De hecho, no sé hasta qué punto Rosalía era consciente de los fantasmas que invocaría, poniendo la estética barroca en el centro del disco. La contrarreforma sirve para vender la españolidad de cara afuera, sobre todo ahora que Occidente sufre una crisis moral. Pero de cara adentro representa el intento castellano de tapar el alma fracturada del imperio con el oro de las Américas. No es casualidad que Carlos V fuera a Montserrat cada vez que tenía un problema, ni que pasara más tiempo en Barcelona que en ninguna otra ciudad de la Península. El imperio hispánico, que se diseñó sobre las estructuras del imperio catalán, y acabó en manos de los castellanos, ahora intenta convertirse en nación para salvar los muebles. Por eso el disco de Rosalía ha generado este entusiasmo unánime, un poco pegajoso, entre los guardianes del orden.
La artista catalana no necesita saber estas cosas, pero sí debe tratar sus intuiciones con más sinceridad si no quiere acabar contaminada por un conflicto político del que no podrá huir jamás. Sin querer, o sin la fuerza interior que le habría permitido elevarse por encima de los oportunistas, se ha dejado arrastrar por una España que solo sabe reinventarse a través de su propia decadencia. Rosalía, que quería iluminarnos hablando de su fragilidad, ha acabado contribuyendo a la confusión de un mundo que se maquilla constantemente para no mirarse al espejo. En lugar de poner a prueba la intemperie —como hizo Springsteen en Nebraska—, ha preferido cantar desde el templo de la apariencia y el merchandising sin acabar de ser Michael Jackson, que nunca se dejó utilizar políticamente.
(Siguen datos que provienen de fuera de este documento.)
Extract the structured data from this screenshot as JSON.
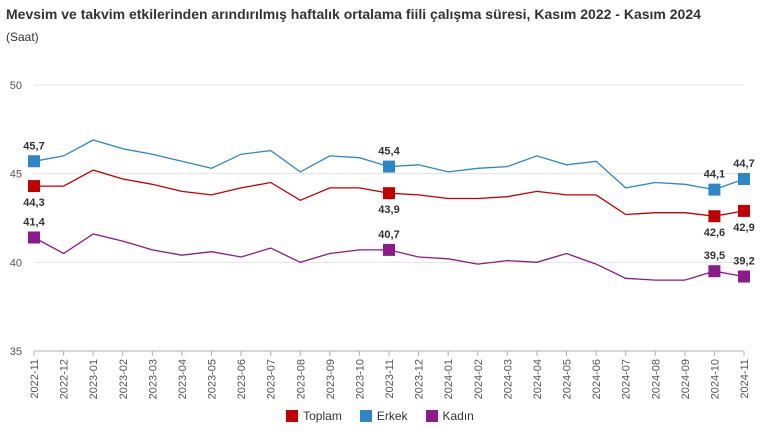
{
  "chart_data": {
    "type": "line",
    "title": "Mevsim ve takvim etkilerinden arındırılmış haftalık ortalama fiili çalışma süresi, Kasım 2022 - Kasım 2024",
    "subtitle": "(Saat)",
    "ylim": [
      35,
      50
    ],
    "yticks": [
      "35",
      "40",
      "45",
      "50"
    ],
    "grid": true,
    "legend_position": "bottom-center",
    "categories": [
      "2022-11",
      "2022-12",
      "2023-01",
      "2023-02",
      "2023-03",
      "2023-04",
      "2023-05",
      "2023-06",
      "2023-07",
      "2023-08",
      "2023-09",
      "2023-10",
      "2023-11",
      "2023-12",
      "2024-01",
      "2024-02",
      "2024-03",
      "2024-04",
      "2024-05",
      "2024-06",
      "2024-07",
      "2024-08",
      "2024-09",
      "2024-10",
      "2024-11"
    ],
    "series": [
      {
        "name": "Toplam",
        "color": "#c00000",
        "values": [
          44.3,
          44.3,
          45.2,
          44.7,
          44.4,
          44.0,
          43.8,
          44.2,
          44.5,
          43.5,
          44.2,
          44.2,
          43.9,
          43.8,
          43.6,
          43.6,
          43.7,
          44.0,
          43.8,
          43.8,
          42.7,
          42.8,
          42.8,
          42.6,
          42.9
        ],
        "markers": [
          {
            "index": 0,
            "label": "44,3",
            "pos": "below"
          },
          {
            "index": 12,
            "label": "43,9",
            "pos": "below"
          },
          {
            "index": 23,
            "label": "42,6",
            "pos": "below"
          },
          {
            "index": 24,
            "label": "42,9",
            "pos": "below"
          }
        ]
      },
      {
        "name": "Erkek",
        "color": "#2e86c8",
        "values": [
          45.7,
          46.0,
          46.9,
          46.4,
          46.1,
          45.7,
          45.3,
          46.1,
          46.3,
          45.1,
          46.0,
          45.9,
          45.4,
          45.5,
          45.1,
          45.3,
          45.4,
          46.0,
          45.5,
          45.7,
          44.2,
          44.5,
          44.4,
          44.1,
          44.7
        ],
        "markers": [
          {
            "index": 0,
            "label": "45,7",
            "pos": "above"
          },
          {
            "index": 12,
            "label": "45,4",
            "pos": "above"
          },
          {
            "index": 23,
            "label": "44,1",
            "pos": "above"
          },
          {
            "index": 24,
            "label": "44,7",
            "pos": "above"
          }
        ]
      },
      {
        "name": "Kadın",
        "color": "#8b1a8b",
        "values": [
          41.4,
          40.5,
          41.6,
          41.2,
          40.7,
          40.4,
          40.6,
          40.3,
          40.8,
          40.0,
          40.5,
          40.7,
          40.7,
          40.3,
          40.2,
          39.9,
          40.1,
          40.0,
          40.5,
          39.9,
          39.1,
          39.0,
          39.0,
          39.5,
          39.2
        ],
        "markers": [
          {
            "index": 0,
            "label": "41,4",
            "pos": "above"
          },
          {
            "index": 12,
            "label": "40,7",
            "pos": "above"
          },
          {
            "index": 23,
            "label": "39,5",
            "pos": "above"
          },
          {
            "index": 24,
            "label": "39,2",
            "pos": "above"
          }
        ]
      }
    ]
  }
}
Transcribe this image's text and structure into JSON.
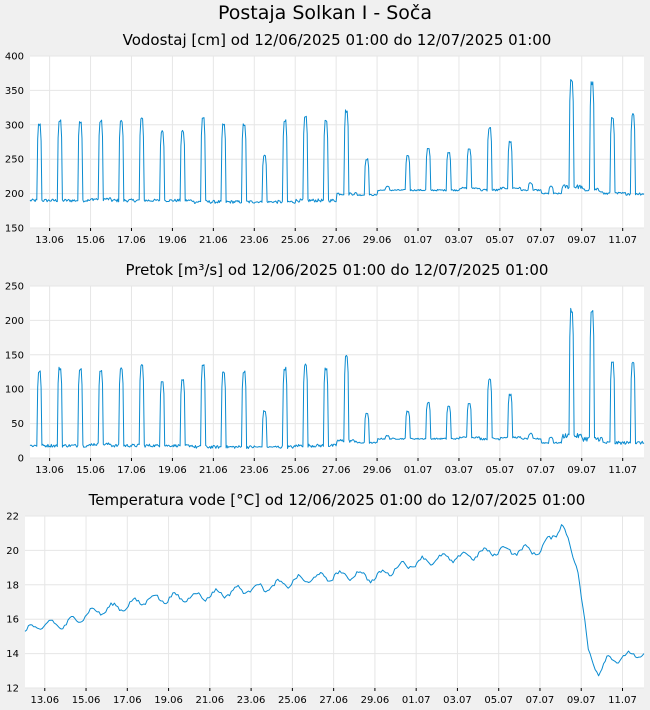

Vivimos rodeados de imágenes y de mitos reciclados, buscando la redención en la misma luz que nos ciega. Lux, además de ser un disco que promete más que da, es un espejo de este tiempo: una misa sin mucha fe, un vacío sin suficiente silencio, una belleza churrigueresca que se hunde bajo el peso del oro que muchos listillos esperan obtener gratis.